The leading cause of downtime
Given that a brief windstorm is enough for the electric grid to sustain damage, it's easy to imagine why these fixtures are essential to business continuity, and moreover, why they're frequently put to use. However, it doesn't explain why most of the recent high-profile cases of downtime have resulted from backup power failures. Here are just a few types of organizations that suffered downtime after the UPS failed to pick up the slack:
- Airlines: In 2016, two major U.S. airlines have experienced business downtime that resulted from power outages, which were augmented by UPS power failures in the data centers hosting critical systems. In both cases, passengers experienced grounded flights, cancelations and delays.
- Co-location facilities: In September 2016, one of the U.K.'s leading data center services providers experienced an outage that was later found to have stemmed from a cable connecting to the UPS. This event occurred a little less than a year after a different colocation facility dealt with a UPS-related failure.
- Cloud data centers: Even the most prolific cloud vendors have experienced IT downtime in the past few years as a result of a UPS failure, causing downtime for clients.
Remote power monitoring and strong transfer switches can help
The examples listed above are only a few of many instances in which UPS failures in the data center have led to obstructed business operations. Without diving too deeply into the cause of each, it's clear that UPS management has room for improvement.

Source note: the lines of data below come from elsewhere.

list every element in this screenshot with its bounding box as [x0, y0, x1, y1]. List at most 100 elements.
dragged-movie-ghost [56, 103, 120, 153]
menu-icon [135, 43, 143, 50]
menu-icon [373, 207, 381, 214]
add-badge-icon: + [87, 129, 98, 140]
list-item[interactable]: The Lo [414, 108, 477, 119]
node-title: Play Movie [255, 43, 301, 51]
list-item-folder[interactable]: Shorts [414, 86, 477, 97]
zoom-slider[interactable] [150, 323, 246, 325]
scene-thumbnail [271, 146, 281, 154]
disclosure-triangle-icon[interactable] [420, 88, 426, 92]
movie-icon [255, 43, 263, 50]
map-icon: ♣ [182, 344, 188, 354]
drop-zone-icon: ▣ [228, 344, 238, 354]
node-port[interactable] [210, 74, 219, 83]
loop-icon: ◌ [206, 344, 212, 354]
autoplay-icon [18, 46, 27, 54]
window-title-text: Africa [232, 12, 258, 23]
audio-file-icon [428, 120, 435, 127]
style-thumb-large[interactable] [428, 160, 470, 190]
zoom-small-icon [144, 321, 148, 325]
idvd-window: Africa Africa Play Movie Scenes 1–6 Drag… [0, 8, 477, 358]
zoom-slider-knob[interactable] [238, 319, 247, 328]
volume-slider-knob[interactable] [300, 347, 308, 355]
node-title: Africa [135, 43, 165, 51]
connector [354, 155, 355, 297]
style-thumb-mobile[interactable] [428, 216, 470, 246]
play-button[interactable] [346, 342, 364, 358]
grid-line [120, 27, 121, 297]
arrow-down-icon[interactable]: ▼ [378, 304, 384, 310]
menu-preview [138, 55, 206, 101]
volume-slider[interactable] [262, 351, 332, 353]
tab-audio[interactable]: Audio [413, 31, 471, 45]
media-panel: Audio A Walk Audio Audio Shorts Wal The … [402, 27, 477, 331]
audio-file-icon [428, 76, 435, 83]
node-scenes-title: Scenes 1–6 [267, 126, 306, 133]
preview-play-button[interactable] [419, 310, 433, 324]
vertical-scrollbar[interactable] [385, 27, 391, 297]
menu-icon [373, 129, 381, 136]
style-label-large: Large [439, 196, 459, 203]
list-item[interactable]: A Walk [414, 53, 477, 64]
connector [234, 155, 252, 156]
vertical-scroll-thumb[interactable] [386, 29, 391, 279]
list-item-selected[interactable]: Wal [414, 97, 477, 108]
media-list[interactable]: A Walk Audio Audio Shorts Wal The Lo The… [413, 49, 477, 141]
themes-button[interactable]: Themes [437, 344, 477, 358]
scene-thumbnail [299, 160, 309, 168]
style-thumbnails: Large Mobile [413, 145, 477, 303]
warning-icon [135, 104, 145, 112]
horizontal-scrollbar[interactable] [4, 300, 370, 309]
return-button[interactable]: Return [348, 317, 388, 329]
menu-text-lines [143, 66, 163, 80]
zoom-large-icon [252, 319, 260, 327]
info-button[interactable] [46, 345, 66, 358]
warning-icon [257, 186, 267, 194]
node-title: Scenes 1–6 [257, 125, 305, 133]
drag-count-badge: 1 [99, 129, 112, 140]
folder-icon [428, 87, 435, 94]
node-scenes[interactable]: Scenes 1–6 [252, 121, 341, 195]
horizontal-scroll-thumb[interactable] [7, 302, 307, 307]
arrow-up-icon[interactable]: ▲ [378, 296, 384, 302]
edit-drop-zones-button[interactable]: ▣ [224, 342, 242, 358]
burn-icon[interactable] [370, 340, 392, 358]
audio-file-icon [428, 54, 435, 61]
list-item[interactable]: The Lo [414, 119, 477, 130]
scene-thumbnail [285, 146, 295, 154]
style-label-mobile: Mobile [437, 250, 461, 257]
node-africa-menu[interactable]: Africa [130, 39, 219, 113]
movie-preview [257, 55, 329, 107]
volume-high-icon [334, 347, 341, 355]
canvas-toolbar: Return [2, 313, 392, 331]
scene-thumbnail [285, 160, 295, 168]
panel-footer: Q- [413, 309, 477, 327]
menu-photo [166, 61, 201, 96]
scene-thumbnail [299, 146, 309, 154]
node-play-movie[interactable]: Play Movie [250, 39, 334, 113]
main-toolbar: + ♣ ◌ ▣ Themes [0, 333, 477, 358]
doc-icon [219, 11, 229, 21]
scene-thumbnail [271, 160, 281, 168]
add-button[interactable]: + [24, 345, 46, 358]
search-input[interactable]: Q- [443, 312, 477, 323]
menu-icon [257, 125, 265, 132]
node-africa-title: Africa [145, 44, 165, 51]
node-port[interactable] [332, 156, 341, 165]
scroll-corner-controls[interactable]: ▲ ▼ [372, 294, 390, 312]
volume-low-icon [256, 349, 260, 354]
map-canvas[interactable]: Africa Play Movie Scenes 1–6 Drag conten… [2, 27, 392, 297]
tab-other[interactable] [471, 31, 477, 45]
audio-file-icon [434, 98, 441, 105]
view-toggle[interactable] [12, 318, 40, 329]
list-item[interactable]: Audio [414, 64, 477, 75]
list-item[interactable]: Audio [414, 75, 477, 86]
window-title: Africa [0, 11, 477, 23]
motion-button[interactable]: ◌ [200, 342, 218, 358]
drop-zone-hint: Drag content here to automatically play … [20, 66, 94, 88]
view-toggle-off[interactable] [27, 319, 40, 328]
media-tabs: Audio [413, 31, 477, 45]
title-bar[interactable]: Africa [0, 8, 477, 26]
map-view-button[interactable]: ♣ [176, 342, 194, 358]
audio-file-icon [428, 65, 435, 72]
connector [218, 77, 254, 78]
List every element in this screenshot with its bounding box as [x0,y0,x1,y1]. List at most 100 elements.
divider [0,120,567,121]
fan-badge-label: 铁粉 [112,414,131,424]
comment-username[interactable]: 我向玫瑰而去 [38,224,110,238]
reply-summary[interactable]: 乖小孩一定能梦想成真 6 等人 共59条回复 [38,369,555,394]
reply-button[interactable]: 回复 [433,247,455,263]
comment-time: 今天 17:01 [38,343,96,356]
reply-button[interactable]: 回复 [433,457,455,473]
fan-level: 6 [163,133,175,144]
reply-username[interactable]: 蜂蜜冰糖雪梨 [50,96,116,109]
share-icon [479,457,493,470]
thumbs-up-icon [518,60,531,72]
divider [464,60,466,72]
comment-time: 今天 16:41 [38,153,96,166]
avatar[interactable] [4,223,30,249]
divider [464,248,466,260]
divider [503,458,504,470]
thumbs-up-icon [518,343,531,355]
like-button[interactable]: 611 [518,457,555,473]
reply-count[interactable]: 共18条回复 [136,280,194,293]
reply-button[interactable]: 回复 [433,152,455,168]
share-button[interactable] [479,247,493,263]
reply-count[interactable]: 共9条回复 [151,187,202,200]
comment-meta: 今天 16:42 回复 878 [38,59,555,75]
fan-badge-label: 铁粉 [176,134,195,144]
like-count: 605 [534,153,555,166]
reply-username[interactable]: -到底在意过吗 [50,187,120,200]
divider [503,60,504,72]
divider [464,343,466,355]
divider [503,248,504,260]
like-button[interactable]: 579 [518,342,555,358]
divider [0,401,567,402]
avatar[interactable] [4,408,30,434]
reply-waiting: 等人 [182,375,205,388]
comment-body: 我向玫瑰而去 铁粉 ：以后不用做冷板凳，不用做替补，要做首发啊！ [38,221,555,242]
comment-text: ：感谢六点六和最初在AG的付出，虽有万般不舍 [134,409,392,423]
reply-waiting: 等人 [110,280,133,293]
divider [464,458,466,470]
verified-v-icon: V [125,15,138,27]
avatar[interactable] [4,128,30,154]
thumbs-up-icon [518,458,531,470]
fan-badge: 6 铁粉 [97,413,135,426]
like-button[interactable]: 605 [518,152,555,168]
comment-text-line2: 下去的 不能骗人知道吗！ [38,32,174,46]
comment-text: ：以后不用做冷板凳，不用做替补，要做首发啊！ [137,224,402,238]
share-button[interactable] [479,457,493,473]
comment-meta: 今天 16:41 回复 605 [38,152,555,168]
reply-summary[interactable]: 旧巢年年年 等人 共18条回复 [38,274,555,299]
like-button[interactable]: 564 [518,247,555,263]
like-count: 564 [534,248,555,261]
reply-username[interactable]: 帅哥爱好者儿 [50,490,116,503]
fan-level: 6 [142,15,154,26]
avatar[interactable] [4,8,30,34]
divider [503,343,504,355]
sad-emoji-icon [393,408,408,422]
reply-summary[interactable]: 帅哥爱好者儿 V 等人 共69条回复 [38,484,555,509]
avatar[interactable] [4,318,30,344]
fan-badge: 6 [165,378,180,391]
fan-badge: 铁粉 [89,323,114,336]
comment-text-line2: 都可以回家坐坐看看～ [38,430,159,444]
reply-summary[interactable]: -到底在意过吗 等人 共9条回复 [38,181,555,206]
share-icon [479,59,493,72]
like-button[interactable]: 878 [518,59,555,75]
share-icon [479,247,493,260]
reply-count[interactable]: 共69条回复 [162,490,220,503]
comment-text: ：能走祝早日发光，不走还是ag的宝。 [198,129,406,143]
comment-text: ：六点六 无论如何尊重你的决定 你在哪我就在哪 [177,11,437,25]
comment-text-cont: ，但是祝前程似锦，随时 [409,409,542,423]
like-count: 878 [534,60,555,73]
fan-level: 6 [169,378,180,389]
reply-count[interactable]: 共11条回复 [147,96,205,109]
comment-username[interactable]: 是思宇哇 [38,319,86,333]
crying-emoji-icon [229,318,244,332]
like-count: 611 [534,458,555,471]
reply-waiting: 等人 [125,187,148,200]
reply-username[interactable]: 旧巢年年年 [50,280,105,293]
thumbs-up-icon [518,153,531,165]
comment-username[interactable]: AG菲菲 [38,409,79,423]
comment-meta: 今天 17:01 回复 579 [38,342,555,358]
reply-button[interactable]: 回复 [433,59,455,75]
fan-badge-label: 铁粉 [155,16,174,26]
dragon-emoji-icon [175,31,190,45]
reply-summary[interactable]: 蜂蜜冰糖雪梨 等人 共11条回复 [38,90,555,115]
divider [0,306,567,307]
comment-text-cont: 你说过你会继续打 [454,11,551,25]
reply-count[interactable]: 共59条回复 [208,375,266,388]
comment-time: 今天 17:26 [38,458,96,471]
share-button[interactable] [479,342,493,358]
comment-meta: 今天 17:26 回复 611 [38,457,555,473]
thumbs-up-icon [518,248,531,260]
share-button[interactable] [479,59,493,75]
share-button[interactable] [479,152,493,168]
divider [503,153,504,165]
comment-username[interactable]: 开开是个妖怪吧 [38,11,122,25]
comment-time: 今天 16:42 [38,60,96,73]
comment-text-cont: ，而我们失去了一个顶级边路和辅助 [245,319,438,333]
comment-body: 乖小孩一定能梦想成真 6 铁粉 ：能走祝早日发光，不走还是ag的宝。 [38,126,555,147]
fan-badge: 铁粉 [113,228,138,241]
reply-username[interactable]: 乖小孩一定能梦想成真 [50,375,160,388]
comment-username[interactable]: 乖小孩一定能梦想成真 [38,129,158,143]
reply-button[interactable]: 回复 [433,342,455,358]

A good place to start is to ensure that the UPS isn't treated like a secondary component. Technically speaking, it is a secondary source of power – and according to FacilitiesNet contributor John Yoon, UPS infrastructure is often kept out of sight toward the rear of the facility. Nevertheless, tapping into backup power isn't as simple as firing it up once the primary source goes offline. For instance, the UPS storage room must be treated like any other part of a data center, which means that optimal climate conditions (temperature, humidity, etc.) need to be maintained.
Once a power failure does occur, your facility's transfer switches will need to shift to the secondary power source in 25 milliseconds or less to ensure that no disruption of services can take place. During the time that backup power source is operational, operators need a way to monitor the UPS and supporting power management infrastructure in real time. For this reason, remote power monitoring is essential for detecting the earliest signs of a UPS failure.
Finally, once the primary source of power is functional, an automatic transfer switch will be able to immediately shift the electrical loads off the UPS and back to the original source – crisis averted.